Today I decided it was time to attempt this crazy endeavor. I enjoy hiking in the spring and summer, and in fact, this mountain is where we do most of our huckleberry picking, so I knew what this mountain was made of. The thought of such a steep ascent had me a bit worried. Would I be able to make it all the way up? But, I kept remembering my husband’s stories of retired people effortlessly climbing up, and felt my #brave coming to the surface.
Today was a classic spring day on the mountain. The sun was out, and the snow, while a bit crisper than I like to ski on, was perfect for snowshoeing up. I was well bundled for the cold, but within 15 minutes of climbing, the snow pants, coat, fleece pullover, hat, and gloves were off.
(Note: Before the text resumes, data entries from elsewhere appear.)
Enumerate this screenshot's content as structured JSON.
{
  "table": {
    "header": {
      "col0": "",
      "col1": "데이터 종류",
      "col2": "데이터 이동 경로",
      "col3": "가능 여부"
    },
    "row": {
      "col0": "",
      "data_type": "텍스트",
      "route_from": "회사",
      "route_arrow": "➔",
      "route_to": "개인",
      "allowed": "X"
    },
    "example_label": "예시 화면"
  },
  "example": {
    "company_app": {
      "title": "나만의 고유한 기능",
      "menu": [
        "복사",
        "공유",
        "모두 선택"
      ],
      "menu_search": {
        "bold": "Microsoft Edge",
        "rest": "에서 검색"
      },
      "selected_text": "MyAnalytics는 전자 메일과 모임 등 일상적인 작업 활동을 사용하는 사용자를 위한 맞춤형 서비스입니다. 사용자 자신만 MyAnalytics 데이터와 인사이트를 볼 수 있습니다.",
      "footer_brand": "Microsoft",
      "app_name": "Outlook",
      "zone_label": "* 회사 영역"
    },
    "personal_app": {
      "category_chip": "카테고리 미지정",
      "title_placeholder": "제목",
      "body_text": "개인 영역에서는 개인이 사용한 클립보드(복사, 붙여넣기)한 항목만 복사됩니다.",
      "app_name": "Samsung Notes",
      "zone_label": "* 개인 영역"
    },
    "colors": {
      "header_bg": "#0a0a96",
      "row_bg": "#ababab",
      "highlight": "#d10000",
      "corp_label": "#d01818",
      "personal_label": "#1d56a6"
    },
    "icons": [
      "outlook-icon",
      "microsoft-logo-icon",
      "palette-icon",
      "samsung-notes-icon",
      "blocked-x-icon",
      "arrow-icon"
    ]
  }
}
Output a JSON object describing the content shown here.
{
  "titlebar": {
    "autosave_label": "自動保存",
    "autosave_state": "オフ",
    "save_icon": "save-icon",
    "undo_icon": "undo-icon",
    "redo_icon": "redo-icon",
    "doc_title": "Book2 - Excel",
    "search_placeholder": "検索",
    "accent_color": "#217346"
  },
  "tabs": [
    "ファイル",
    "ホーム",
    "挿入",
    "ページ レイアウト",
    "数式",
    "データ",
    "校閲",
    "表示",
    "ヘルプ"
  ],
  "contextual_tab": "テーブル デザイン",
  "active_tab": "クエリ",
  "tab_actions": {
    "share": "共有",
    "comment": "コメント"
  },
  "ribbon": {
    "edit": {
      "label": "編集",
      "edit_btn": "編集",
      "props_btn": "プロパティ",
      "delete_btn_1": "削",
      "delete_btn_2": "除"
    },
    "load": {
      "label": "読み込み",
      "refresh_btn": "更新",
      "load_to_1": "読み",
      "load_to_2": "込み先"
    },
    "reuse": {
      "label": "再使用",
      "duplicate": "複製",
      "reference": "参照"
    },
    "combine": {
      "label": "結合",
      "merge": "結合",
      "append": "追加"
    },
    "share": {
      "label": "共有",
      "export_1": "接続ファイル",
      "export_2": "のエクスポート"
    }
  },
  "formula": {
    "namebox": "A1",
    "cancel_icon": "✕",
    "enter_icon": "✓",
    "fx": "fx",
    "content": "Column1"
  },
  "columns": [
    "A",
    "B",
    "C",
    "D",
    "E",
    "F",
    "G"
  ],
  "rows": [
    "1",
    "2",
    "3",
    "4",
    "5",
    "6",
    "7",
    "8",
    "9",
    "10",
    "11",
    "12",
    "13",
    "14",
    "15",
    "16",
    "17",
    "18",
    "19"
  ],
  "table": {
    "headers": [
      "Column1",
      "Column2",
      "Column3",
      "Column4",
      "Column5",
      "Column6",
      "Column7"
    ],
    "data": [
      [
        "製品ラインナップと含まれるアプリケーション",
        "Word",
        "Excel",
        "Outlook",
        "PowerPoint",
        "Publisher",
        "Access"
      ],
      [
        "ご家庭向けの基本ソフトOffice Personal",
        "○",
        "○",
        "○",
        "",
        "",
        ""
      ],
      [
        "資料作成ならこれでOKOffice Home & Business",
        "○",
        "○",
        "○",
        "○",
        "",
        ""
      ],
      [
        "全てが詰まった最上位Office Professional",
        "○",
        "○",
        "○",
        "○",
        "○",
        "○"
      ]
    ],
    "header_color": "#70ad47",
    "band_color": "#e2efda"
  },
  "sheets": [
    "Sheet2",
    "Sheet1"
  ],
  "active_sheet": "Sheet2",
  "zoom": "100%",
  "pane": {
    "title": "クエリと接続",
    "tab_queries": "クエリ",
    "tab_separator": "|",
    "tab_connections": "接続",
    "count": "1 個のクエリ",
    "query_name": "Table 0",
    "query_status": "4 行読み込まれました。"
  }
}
It was just me and the mountain.
With my snowshoes, I was able to raise my heels using a clip, which made the climb much easier. Don’t get me wrong though…there were steep sections where talking ceased, and heads went down. One.foot.in.front.of.the.other.
Those other skinners and climbers my husband had been telling me about – they were there. Many were older than us, but there were also quite a few young climbers out for the day. It was really amazing to see so many people completely willing to forego the liftline and chair ride to the top in favor of climbing to earn their turns.
As we reach the final section of climbing, I felt my FitBit buzz its 10,000 step celebratory alert. That was just what I needed to finish the last 200 yards to the summit house. We made it!
It felt great to be standing on the top – It was truly exhilarating!
But there was the descent to tackle. I’ve watched enough documentaries on Mt. Everest to know full-well that the descent can be just as treacherous, if not more treacherous than the ascent. Ok, so I’m not descending from Mt. Everest, but still, this was a pretty steep route in places, and the last thing I wanted to do was take a fall and tork my knee or ankle.
Slowly, easily, watching the placement of each step with care, we shuffled our way back down to the bottom. For me it was harder than the climb. Battling sore knees, sore quads, and weary arms, I felt a great sense of relief as we turned the final bend with the chairlift just ahead.
The ski season is coming to a close before we know it, but I think I may have another climb or two (or more?!) in me. As the snow softens, though, snowshoeing down will be much trickier. I think I’ll tell my husband that I will snowshoe and he can skin up, but while he skis down, I’ll take the chairlift.
But next season, I think I’ll try the skis!